Transforming digital legacy estates to create a more sustainable future
Background note: Samatha Callaghan and Pamela Mellen are current KDL staff members. Brian Maher previously worked at KDL and is now based at the University College London (UCL) Advanced Research Computing Centre (ARC) with a visiting fellowship in KDL.
We presented at RSECon24, in Newcastle - our presentation was based on work KDL undertook since its formation and the work that UCL plans to do in near future – how to address our inherited digital legacy estates to ensure a sustainable future. We share an edited version of that presentation in this blogpost.
We will share our working definition of the term ‘digital legacy estate’[^1], followed by some of the history and context of KDL and UCL Digital Humanities (DH). Our discussion will cover:
- The goals that motivate us to address our legacy estates and some of the challenges we've encountered when undertaking this work
- Our past approaches and what we've learned, including examples drawn from our legacy estates and how we approached them
- Our current approaches as well as what we foresee to be our future solutions
- A call to action
We hope the experiences we share will galvanise teams with unaddressed legacy estates to take up the challenge sooner rather than later.
Definition
For our purposes we define an organisation's ‘digital legacy estate’ as collectively referring to the projects which they support or host after their core funding has ended.
Very often, these legacy estates come with significant “legacy debt” - projects without a clear plan for archiving, sustainability or long-term support. This “debt” presents a series of risks and challenges, as outlined below.
There are many reasons that projects end up in this state. For example, researchers who developed early digital humanities projects often assumed that hosting would continue indefinitely; their creators focused on building new and innovative digital research tools. They didn't anticipate the increasing challenges of security, or the complexity of ongoing maintenance as digital technology evolved over time.
History and context – KDL and UCL
KDL was founded in 2015, when the Faculty of Arts and Humanities at King’s College London decided to separate the academic Department of Digital Humanities from the Research Software Engineers (RSE) who developed the digital research projects; that development team became KDL’s founding staff.

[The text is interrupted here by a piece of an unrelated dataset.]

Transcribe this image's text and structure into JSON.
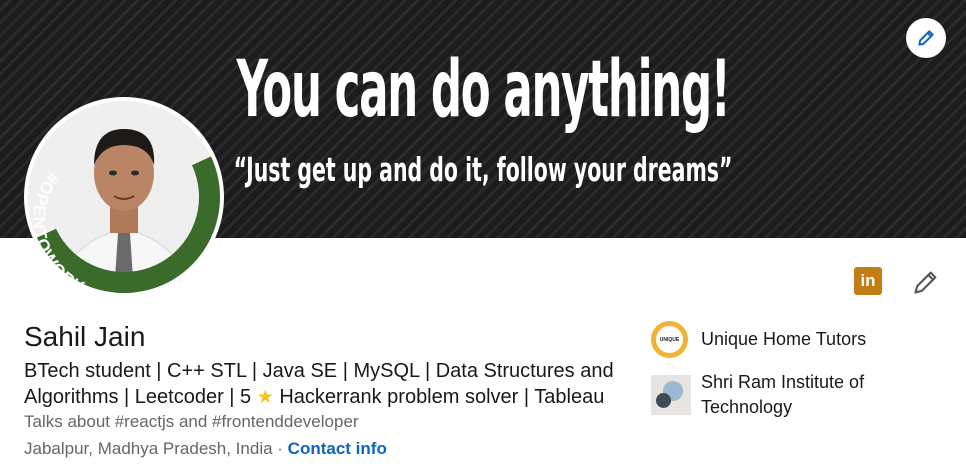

KDL inherited around 30 years of DH projects at King's, which constituted more than 100 individual projects and sites that we then hosted. These projects included a huge variety of work, from simple conference websites to highly experimental digital tools to more traditional DH projects such as prosopographies. As there was no clear plan for these projects’ ongoing support, this estate brought with it significant legacy debt.
These different projects involved a wide variety of stakeholders, including the project investigators and other project staff, King’s Faculty of Arts and Humanities, individual departments, external organisations, funders, users and so on. Unsurprisingly, these stakeholders expressed a variety of thoughts, feelings and stances on the digital legacy estate, creating a complicating factor in how we could approach managing the estate.
At UCL, the Advanced Research Computing Centre (ARC) was formed in 2021 in part to fulfil the research computing demands among research teams at UCL and the wider community. ARC builds digital research infrastructure for partners both inside and outside of UCL. UCL DH was established in 2010 and supports 50+ pioneering DH projects that very much need a sustainability strategy, or strategies, now.
Goals
For KDL to tackle our legacy debt, our first task was to rationalise how we supported the digital legacy estate and put everything on a long-term sustainable footing.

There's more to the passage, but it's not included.